With Canadian prime and US federal interest rates maintaining an all-time low since the 1980s, the current market is well-positioned for leveraged acquisitions. Whether a purchaser does not have the liquidity to acquire a business or believes the potential growth of the investment will outpace any interest accumulating, the use of borrowed money to purchase a company is a shrewd business move.
Notwithstanding the favourable market conditions for leveraging, purchasers should expect that lenders will require certain lender protections in the acquisition agreement.
Introduced during the acquisition of Affiliated Computer Services, Inc. by Xerox Corporation (hence the “Xerox” provisions) in 2009, the Xerox provisions have gained wide-spread use in the U.S. and in cross-border transactions and are achieving traction within home-grown Canadian deals. The Xerox provisions serve to ensure that: (1) payment of a reverse break fee limits the remedies of the seller against the purchaser, and also against the purchaser’s lenders and (2) lenders will not be subject to litigation from the seller with respect to the financing provided in favour of the purchaser. In order to achieve these limitations, the following provisions should be included in the acquisition agreement:
- Sole and exclusive remedy. That the reverse break-fee is the only recourse of the seller against the purchaser and the purchaser’s lenders. Purchaser’s counsel needs to ensure that the reverse break-fee is the sole and exclusive remedy of the seller and that no other remedies, including specific performance, are available to the seller.
- Direct enforcement. That the seller cannot directly enforce the lender’s obligations to fund the acquisition. Note that typically a seller’s counsel will negotiate for the right to force the purchaser to pursue litigation against any lender who fails to ‘pony up’ on their commitment once the financing conditions have been met.
- Forum. That any litigation arising in respect of the financing be brought in New York. New York is the chosen venue in the US as it is considered a “lender-friendly” venue. For a Canadian only deal, preference would be for an Ontario court sitting in Toronto (i.e. the Commercial List), where the courts have the greatest exposure to complex commercial law matters
- Jury trial. That the parties waive any right to a jury trial relating to the financing (to avoid uncertainty in proceedings)
- Amendments. Restrictions on amendments to the foregoing provisions without lender’s consent. This provision can also be found in the financing agreement between the lender and the purchaser (or similarly, the financing agreement can (and frequently does) contain a provision requiring the acquisition agreement to be satisfactory to the lender)
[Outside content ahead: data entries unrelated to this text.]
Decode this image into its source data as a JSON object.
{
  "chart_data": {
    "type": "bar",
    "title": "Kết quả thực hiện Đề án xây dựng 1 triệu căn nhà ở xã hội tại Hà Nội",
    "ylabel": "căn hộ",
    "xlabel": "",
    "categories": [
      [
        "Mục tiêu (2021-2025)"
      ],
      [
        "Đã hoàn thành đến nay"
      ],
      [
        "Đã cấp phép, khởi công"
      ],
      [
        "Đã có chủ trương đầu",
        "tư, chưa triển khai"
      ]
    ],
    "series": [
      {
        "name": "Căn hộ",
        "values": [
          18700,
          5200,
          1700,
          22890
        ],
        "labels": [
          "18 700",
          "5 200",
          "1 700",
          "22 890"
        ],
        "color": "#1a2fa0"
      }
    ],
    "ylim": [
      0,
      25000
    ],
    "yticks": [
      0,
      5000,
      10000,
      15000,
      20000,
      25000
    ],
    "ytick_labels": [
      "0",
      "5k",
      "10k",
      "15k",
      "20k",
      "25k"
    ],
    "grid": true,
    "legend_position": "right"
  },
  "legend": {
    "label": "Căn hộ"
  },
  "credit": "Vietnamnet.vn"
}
- Third-party beneficiary. Confirmation that the lender is a third-party beneficiary of the foregoing provisions. This differs from an assignment of the acquisition agreement which permits the lender to directly enforce the remedies of the purchaser against the seller.
The Xerox provisions are one of many ways that lenders seek protections when financing acquisitions but their availability may be limited by the status of the negotiations of the purchase agreement once a financing commitment is finalized. The bargaining strength of the purchaser and seller may also be a deterrent to a lender asserting itself into the purchase agreement. This is not to say in these situations a lender will be out of luck, simply that alternative protections will need to be used to protect a lender’s interest.